Джордж Макдональд - Сэр Гибби
Миссис Склейтер вела себя со всей искренностью, на которую была способна, по отношению не только к Гибби, но и к Доналу. Её внутренний рост ещё не прекратился, и под влиянием духа Нового Завета, так явно проявлявшегося в Гибби, в ней уже были заметны первые признаки улучшения, хотя она и убрала букву Божьего Слова из своей парадной гостиной. Она попросила Гибби поговорить с Доналом о его одежде и манере выражаться. Всем видно, что Донал — очень одарённый человек, сказала она. Но будь он даже неимоверно талантлив, ему не удастся ни пробиться в мире, ни завоевать соответствующего положения, если он будет так же нелепо одеваться и говорить. Даже самый мудрый и лучший из людей, добавила она, станет лишь объектом насмешек и презрения, если не станет выглядеть и говорить, как все нормальные люди. Про себя Гибби подумал, что это, пожалуй, не совсем так: был же, в конце концов, Иоанн Креститель! Однако он ответил ей, что Донал может прекрасно изъясняться по — английски, но единственным мужчиной, от которого он когда — либо слышал английскую речь, был Фергюс Дафф, а тот говорил настолько манерно и вычурно, что Донал решил говорить только на родном ему шотландском, полагая что любое другое наречие будет звучать в его устах фальшиво и не по — мужски.

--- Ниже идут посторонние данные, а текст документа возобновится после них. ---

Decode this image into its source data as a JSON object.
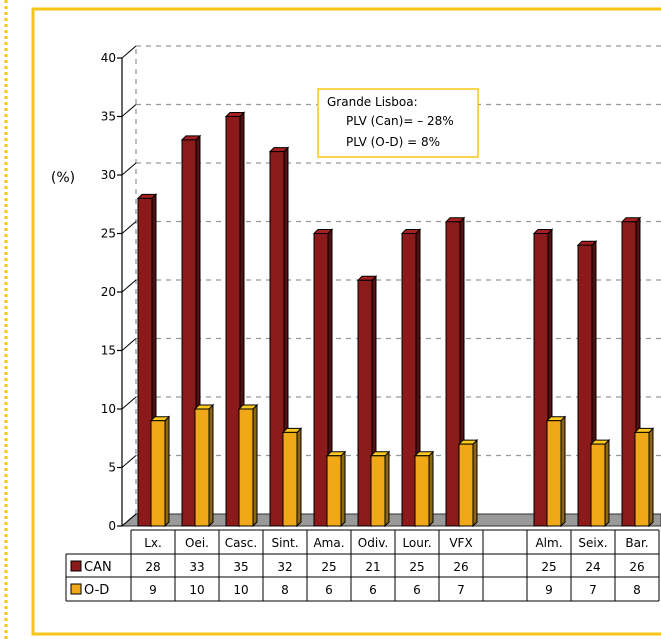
{
  "chart_data": {
    "type": "bar",
    "ylabel": "(%)",
    "ylim": [
      0,
      40
    ],
    "yticks": [
      0,
      5,
      10,
      15,
      20,
      25,
      30,
      35,
      40
    ],
    "categories": [
      "Lx.",
      "Oei.",
      "Casc.",
      "Sint.",
      "Ama.",
      "Odiv.",
      "Lour.",
      "VFX",
      "",
      "Alm.",
      "Seix.",
      "Bar."
    ],
    "series": [
      {
        "name": "CAN",
        "color": "#8b1a1a",
        "values": [
          28,
          33,
          35,
          32,
          25,
          21,
          25,
          26,
          null,
          25,
          24,
          26
        ]
      },
      {
        "name": "O-D",
        "color": "#f0a818",
        "values": [
          9,
          10,
          10,
          8,
          6,
          6,
          6,
          7,
          null,
          9,
          7,
          8
        ]
      }
    ],
    "annotation": {
      "title": "Grande Lisboa:",
      "lines": [
        "PLV (Can)= – 28%",
        "PLV (O-D) = 8%"
      ]
    },
    "legend": "table-below",
    "grid": true
  },
  "colors": {
    "frame": "#f5c518",
    "grid": "#999999"
  }
}
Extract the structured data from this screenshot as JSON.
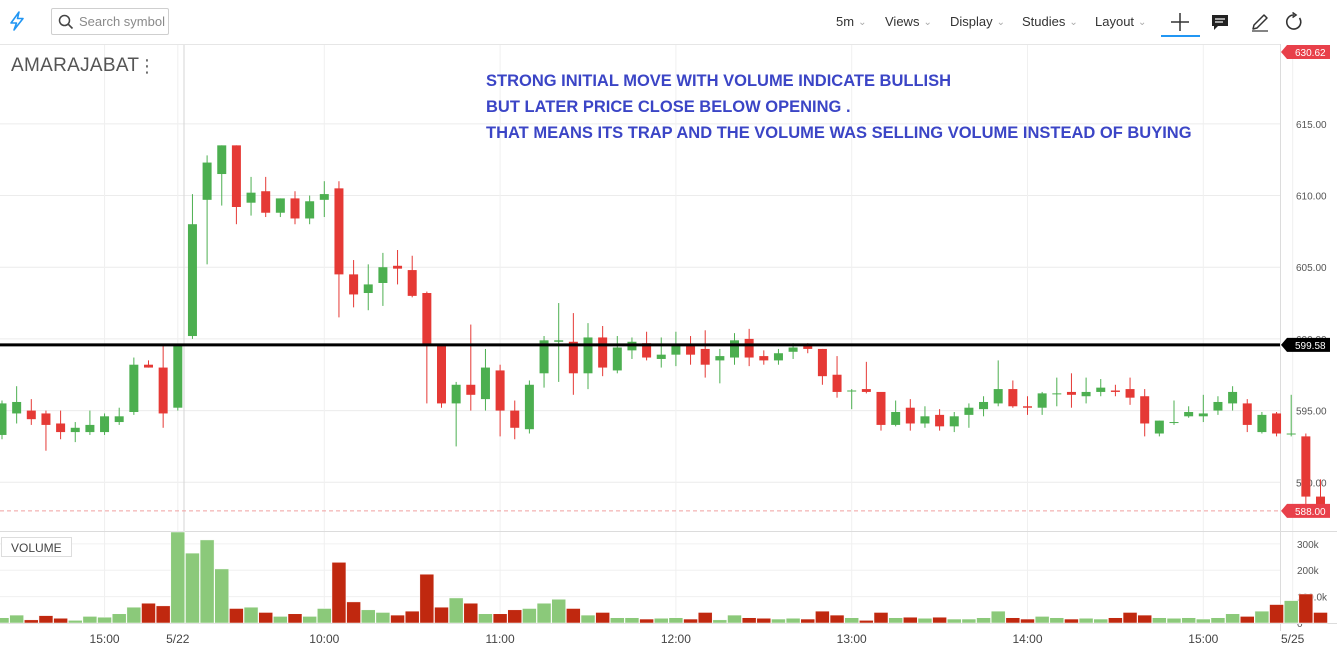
{
  "toolbar": {
    "logo_icon": "lightning-bolt-icon",
    "search_placeholder": "Search symbol",
    "interval": "5m",
    "views": "Views",
    "display": "Display",
    "studies": "Studies",
    "layout": "Layout",
    "tools": [
      "crosshair-icon",
      "comment-icon",
      "pencil-icon",
      "refresh-icon"
    ]
  },
  "symbol": "AMARAJABAT",
  "annotation": [
    "STRONG INITIAL MOVE WITH VOLUME INDICATE BULLISH",
    "BUT LATER PRICE CLOSE BELOW OPENING .",
    "THAT MEANS ITS TRAP AND THE VOLUME WAS SELLING VOLUME INSTEAD OF BUYING"
  ],
  "volume_label": "VOLUME",
  "colors": {
    "up": "#4caf50",
    "down": "#e53935",
    "vol_up": "#8bc97a",
    "vol_down": "#c0280f",
    "annotation": "#3b45c6",
    "hline": "#000000",
    "last_price": "#e8404a"
  },
  "chart_data": {
    "type": "candlestick",
    "price_axis": {
      "ticks": [
        "615.00",
        "610.00",
        "605.00",
        "600.00",
        "595.00",
        "590.00"
      ],
      "range": [
        586.6,
        620.5
      ]
    },
    "volume_axis": {
      "ticks": [
        "300k",
        "200k",
        "100.0k",
        "0"
      ],
      "range": [
        0,
        345000
      ]
    },
    "time_axis": [
      "15:00",
      "5/22",
      "10:00",
      "11:00",
      "12:00",
      "13:00",
      "14:00",
      "15:00",
      "5/25"
    ],
    "horizontal_line": "599.58",
    "last_price": "588.00",
    "top_price": "630.62",
    "candles": [
      {
        "o": 593.3,
        "h": 595.7,
        "l": 593.0,
        "c": 595.5,
        "v": 20000
      },
      {
        "o": 594.8,
        "h": 596.7,
        "l": 594.1,
        "c": 595.6,
        "v": 30000
      },
      {
        "o": 595.0,
        "h": 595.8,
        "l": 594.0,
        "c": 594.4,
        "v": 12000
      },
      {
        "o": 594.8,
        "h": 595.0,
        "l": 592.2,
        "c": 594.0,
        "v": 28000
      },
      {
        "o": 594.1,
        "h": 595.0,
        "l": 593.0,
        "c": 593.5,
        "v": 18000
      },
      {
        "o": 593.5,
        "h": 594.2,
        "l": 592.8,
        "c": 593.8,
        "v": 10000
      },
      {
        "o": 593.5,
        "h": 595.0,
        "l": 593.3,
        "c": 594.0,
        "v": 25000
      },
      {
        "o": 593.5,
        "h": 594.8,
        "l": 593.3,
        "c": 594.6,
        "v": 22000
      },
      {
        "o": 594.2,
        "h": 595.2,
        "l": 594.0,
        "c": 594.6,
        "v": 35000
      },
      {
        "o": 594.9,
        "h": 598.7,
        "l": 594.7,
        "c": 598.2,
        "v": 60000
      },
      {
        "o": 598.2,
        "h": 598.5,
        "l": 598.0,
        "c": 598.0,
        "v": 75000
      },
      {
        "o": 598.0,
        "h": 599.6,
        "l": 593.8,
        "c": 594.8,
        "v": 65000
      },
      {
        "o": 595.2,
        "h": 599.6,
        "l": 595.0,
        "c": 599.6,
        "v": 345000
      },
      {
        "o": 600.2,
        "h": 610.1,
        "l": 600.0,
        "c": 608.0,
        "v": 265000
      },
      {
        "o": 609.7,
        "h": 612.8,
        "l": 605.2,
        "c": 612.3,
        "v": 315000
      },
      {
        "o": 611.5,
        "h": 613.5,
        "l": 609.3,
        "c": 613.5,
        "v": 205000
      },
      {
        "o": 613.5,
        "h": 613.5,
        "l": 608.0,
        "c": 609.2,
        "v": 55000
      },
      {
        "o": 609.5,
        "h": 611.3,
        "l": 608.6,
        "c": 610.2,
        "v": 60000
      },
      {
        "o": 610.3,
        "h": 611.3,
        "l": 608.5,
        "c": 608.8,
        "v": 40000
      },
      {
        "o": 608.8,
        "h": 609.8,
        "l": 608.5,
        "c": 609.8,
        "v": 25000
      },
      {
        "o": 609.8,
        "h": 610.3,
        "l": 608.0,
        "c": 608.4,
        "v": 35000
      },
      {
        "o": 608.4,
        "h": 610.0,
        "l": 608.0,
        "c": 609.6,
        "v": 25000
      },
      {
        "o": 609.7,
        "h": 611.0,
        "l": 608.5,
        "c": 610.1,
        "v": 55000
      },
      {
        "o": 610.5,
        "h": 611.0,
        "l": 601.5,
        "c": 604.5,
        "v": 230000
      },
      {
        "o": 604.5,
        "h": 605.5,
        "l": 602.2,
        "c": 603.1,
        "v": 80000
      },
      {
        "o": 603.2,
        "h": 605.2,
        "l": 602.0,
        "c": 603.8,
        "v": 50000
      },
      {
        "o": 603.9,
        "h": 606.0,
        "l": 602.3,
        "c": 605.0,
        "v": 40000
      },
      {
        "o": 605.1,
        "h": 606.2,
        "l": 603.8,
        "c": 604.9,
        "v": 30000
      },
      {
        "o": 604.8,
        "h": 605.8,
        "l": 602.9,
        "c": 603.0,
        "v": 45000
      },
      {
        "o": 603.2,
        "h": 603.3,
        "l": 595.5,
        "c": 599.5,
        "v": 185000
      },
      {
        "o": 599.5,
        "h": 599.5,
        "l": 595.2,
        "c": 595.5,
        "v": 60000
      },
      {
        "o": 595.5,
        "h": 597.0,
        "l": 592.5,
        "c": 596.8,
        "v": 95000
      },
      {
        "o": 596.8,
        "h": 601.0,
        "l": 595.0,
        "c": 596.1,
        "v": 75000
      },
      {
        "o": 595.8,
        "h": 599.3,
        "l": 595.0,
        "c": 598.0,
        "v": 35000
      },
      {
        "o": 597.8,
        "h": 598.2,
        "l": 593.2,
        "c": 595.0,
        "v": 35000
      },
      {
        "o": 595.0,
        "h": 595.7,
        "l": 593.0,
        "c": 593.8,
        "v": 50000
      },
      {
        "o": 593.7,
        "h": 597.1,
        "l": 593.4,
        "c": 596.8,
        "v": 55000
      },
      {
        "o": 597.6,
        "h": 600.2,
        "l": 596.6,
        "c": 599.9,
        "v": 75000
      },
      {
        "o": 599.8,
        "h": 602.5,
        "l": 597.0,
        "c": 599.9,
        "v": 90000
      },
      {
        "o": 599.8,
        "h": 601.8,
        "l": 596.1,
        "c": 597.6,
        "v": 55000
      },
      {
        "o": 597.6,
        "h": 601.1,
        "l": 596.5,
        "c": 600.1,
        "v": 30000
      },
      {
        "o": 600.1,
        "h": 600.9,
        "l": 597.4,
        "c": 598.0,
        "v": 40000
      },
      {
        "o": 597.8,
        "h": 600.2,
        "l": 597.6,
        "c": 599.4,
        "v": 20000
      },
      {
        "o": 599.2,
        "h": 600.1,
        "l": 598.6,
        "c": 599.8,
        "v": 20000
      },
      {
        "o": 599.7,
        "h": 600.5,
        "l": 598.5,
        "c": 598.7,
        "v": 15000
      },
      {
        "o": 598.6,
        "h": 600.1,
        "l": 598.0,
        "c": 598.9,
        "v": 18000
      },
      {
        "o": 598.9,
        "h": 600.5,
        "l": 598.1,
        "c": 599.6,
        "v": 20000
      },
      {
        "o": 599.5,
        "h": 600.2,
        "l": 598.2,
        "c": 598.9,
        "v": 15000
      },
      {
        "o": 599.3,
        "h": 600.6,
        "l": 597.3,
        "c": 598.2,
        "v": 40000
      },
      {
        "o": 598.5,
        "h": 599.3,
        "l": 596.9,
        "c": 598.8,
        "v": 12000
      },
      {
        "o": 598.7,
        "h": 600.4,
        "l": 598.2,
        "c": 599.9,
        "v": 30000
      },
      {
        "o": 600.0,
        "h": 600.7,
        "l": 598.1,
        "c": 598.7,
        "v": 20000
      },
      {
        "o": 598.8,
        "h": 599.2,
        "l": 598.2,
        "c": 598.5,
        "v": 18000
      },
      {
        "o": 598.5,
        "h": 599.3,
        "l": 598.2,
        "c": 599.0,
        "v": 15000
      },
      {
        "o": 599.1,
        "h": 599.7,
        "l": 598.6,
        "c": 599.4,
        "v": 18000
      },
      {
        "o": 599.5,
        "h": 599.7,
        "l": 599.0,
        "c": 599.3,
        "v": 15000
      },
      {
        "o": 599.3,
        "h": 599.3,
        "l": 596.8,
        "c": 597.4,
        "v": 45000
      },
      {
        "o": 597.5,
        "h": 598.8,
        "l": 595.9,
        "c": 596.3,
        "v": 30000
      },
      {
        "o": 596.4,
        "h": 596.5,
        "l": 595.1,
        "c": 596.4,
        "v": 20000
      },
      {
        "o": 596.5,
        "h": 598.4,
        "l": 596.2,
        "c": 596.3,
        "v": 10000
      },
      {
        "o": 596.3,
        "h": 596.3,
        "l": 593.6,
        "c": 594.0,
        "v": 40000
      },
      {
        "o": 594.0,
        "h": 595.7,
        "l": 593.9,
        "c": 594.9,
        "v": 20000
      },
      {
        "o": 595.2,
        "h": 595.8,
        "l": 593.6,
        "c": 594.1,
        "v": 22000
      },
      {
        "o": 594.1,
        "h": 595.3,
        "l": 593.8,
        "c": 594.6,
        "v": 18000
      },
      {
        "o": 594.7,
        "h": 595.1,
        "l": 593.6,
        "c": 593.9,
        "v": 22000
      },
      {
        "o": 593.9,
        "h": 594.9,
        "l": 593.5,
        "c": 594.6,
        "v": 15000
      },
      {
        "o": 594.7,
        "h": 595.5,
        "l": 593.8,
        "c": 595.2,
        "v": 15000
      },
      {
        "o": 595.1,
        "h": 596.0,
        "l": 594.6,
        "c": 595.6,
        "v": 20000
      },
      {
        "o": 595.5,
        "h": 598.5,
        "l": 595.3,
        "c": 596.5,
        "v": 45000
      },
      {
        "o": 596.5,
        "h": 597.1,
        "l": 595.2,
        "c": 595.3,
        "v": 20000
      },
      {
        "o": 595.3,
        "h": 596.0,
        "l": 594.7,
        "c": 595.2,
        "v": 15000
      },
      {
        "o": 595.2,
        "h": 596.3,
        "l": 594.7,
        "c": 596.2,
        "v": 25000
      },
      {
        "o": 596.2,
        "h": 597.3,
        "l": 595.3,
        "c": 596.2,
        "v": 20000
      },
      {
        "o": 596.3,
        "h": 597.6,
        "l": 595.2,
        "c": 596.1,
        "v": 15000
      },
      {
        "o": 596.0,
        "h": 597.3,
        "l": 595.5,
        "c": 596.3,
        "v": 18000
      },
      {
        "o": 596.3,
        "h": 597.2,
        "l": 596.0,
        "c": 596.6,
        "v": 15000
      },
      {
        "o": 596.4,
        "h": 596.8,
        "l": 596.0,
        "c": 596.3,
        "v": 20000
      },
      {
        "o": 596.5,
        "h": 597.3,
        "l": 595.4,
        "c": 595.9,
        "v": 40000
      },
      {
        "o": 596.0,
        "h": 596.5,
        "l": 593.2,
        "c": 594.1,
        "v": 30000
      },
      {
        "o": 593.4,
        "h": 594.3,
        "l": 593.2,
        "c": 594.3,
        "v": 20000
      },
      {
        "o": 594.2,
        "h": 595.7,
        "l": 594.0,
        "c": 594.2,
        "v": 18000
      },
      {
        "o": 594.6,
        "h": 595.3,
        "l": 594.5,
        "c": 594.9,
        "v": 20000
      },
      {
        "o": 594.6,
        "h": 596.1,
        "l": 594.2,
        "c": 594.8,
        "v": 15000
      },
      {
        "o": 595.0,
        "h": 596.0,
        "l": 594.7,
        "c": 595.6,
        "v": 20000
      },
      {
        "o": 595.5,
        "h": 596.7,
        "l": 595.0,
        "c": 596.3,
        "v": 35000
      },
      {
        "o": 595.5,
        "h": 595.8,
        "l": 593.5,
        "c": 594.0,
        "v": 25000
      },
      {
        "o": 593.5,
        "h": 594.9,
        "l": 593.4,
        "c": 594.7,
        "v": 45000
      },
      {
        "o": 594.8,
        "h": 594.9,
        "l": 593.2,
        "c": 593.4,
        "v": 70000
      },
      {
        "o": 593.4,
        "h": 596.1,
        "l": 593.2,
        "c": 593.4,
        "v": 85000
      },
      {
        "o": 593.2,
        "h": 593.4,
        "l": 587.6,
        "c": 589.0,
        "v": 110000
      },
      {
        "o": 589.0,
        "h": 590.2,
        "l": 588.0,
        "c": 588.0,
        "v": 40000
      }
    ]
  }
}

Что же до его платья, пояснил он, то Донал беден и не может себе позволить покупать новую одежду, пока не износит старую, какой бы старомодной она ни была. «Видели бы вы меня раньше!» — добавил Гибби, завершая свою пантомиму весёлым смешком.
Миссис Склейтер поговорила с мужем, а тот в свою очередь сообщил Гибби, что если тот желает снабдить мистера Гранта подходящим платьем, он может одолжить ему денег в счёт будущего наследства. Выдавая своему подопечному деньги на мелкие расходы, мистер Склейтер каждый раз выставлял себя благодетелем, хотя ради справедливости надо сказать, что все его записи были верными и точными до последнего фартинга.
Получив деньги, Гибби готов был немедленно потащить Донала к портному, но тот воспротивился.
— Нет, нет, — сказал он. — Мне и такая одежда сгодится. Ты и так для меня столько всего делаешь, сэр Гилберт, и я тебе благодарен, как собственной матери. Неужто я не знаю, что не будь у меня рубашки да штанов, ты всегда меня оденешь? Только вот франтить мне ни к чему, и на это я ни от тебя денег не возьму, ни от кого другого. Нет, нет! Вот когда изношу то, что есть, тогда и посмотрим; может, и правда, что получше выберем. А своей доброй хозяйке миссис Склейтер ты вот что скажи: когда у меня будет, что сказать миру, то люди будут меня слушать вовсе не из — за того, что на мне надето. А если ей стыдно пускать меня к себе в гостиную, то пусть больше меня не приглашает, и я не стану приходить, потому что пока другой одежды у меня нет. Но в следующем году у меня должно быть немного денег — я же собираюсь летом поработать! — и я куплю себе что — нибудь получше. Когда куплю, тогда и приду ей показаться, а там уж пусть она сама решает, что делать.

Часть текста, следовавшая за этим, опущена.